1) How does it make you feel?
At the moment you are recording your reflection, ask yourself how the event, action or behavior made you feel:
- Reactive: Did you react without thinking, did you say or behave on instinct. It is mainly activated when we are exposed to decisions that we can make personal.
- Emotions: You generated an emotion that had a physiological effect almost immediately or for a very short period and it is possible that it is maintained in the long term through empathy.
- They are usually accompanied by physical changes such as: sweating, tachycardia or dizziness.
- Feelings: These are sensations that you can describe and/or make recognize at the moment of perceiving and feeling it. Generally they are more lasting and are influenced by thoughts, reflections, experiences, personal perspective, it is the way we interpret our emotions.
2) Learning process
- Step 1: Thinking assumptions - The first step of the reflection process is to think and identify what might trigger the reflection.

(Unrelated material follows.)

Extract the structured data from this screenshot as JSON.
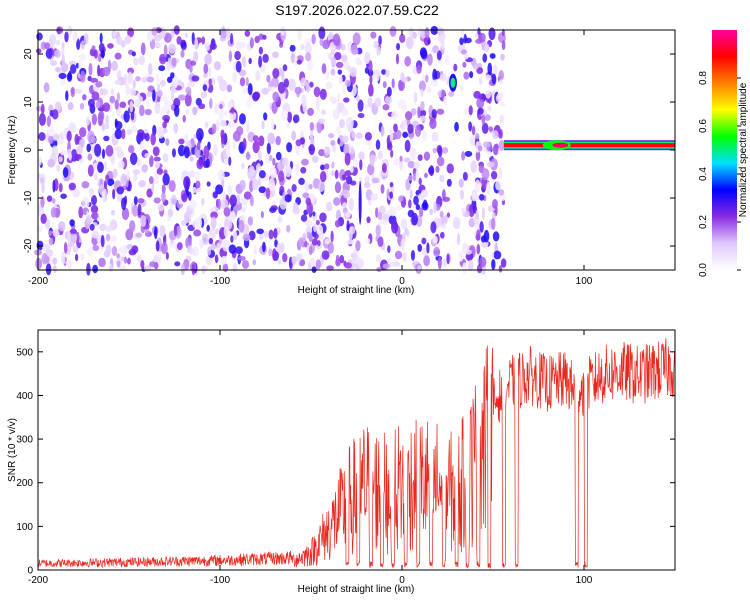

- Step 2: Reflecting - The second step of the process is to have the ability to visualize different points of view, taking them into account and discarding those that do not apply.
- Step 3: Critical Reflection - The third step of the process is associated with understanding and accepting what happened, your actions and previous reflective processes to create a non-judgmental stance, opinion or judgment.
- In Conclusions - Last step of the process that allows concluding reflections and ideas from others, of learning or knowledge to close an iteration of the reflection.
3) Impact:
It allows to make tangible the reflection from learning or knowledge through practice in the personal or professional field.
No impact: It generated a reflection but so far it has not generated a reactive, emotional or sensation impact.
- Conscious reflection: Occurs when you have drawn conclusions from the facts and have made the learning or knowledge conscious in order to start again.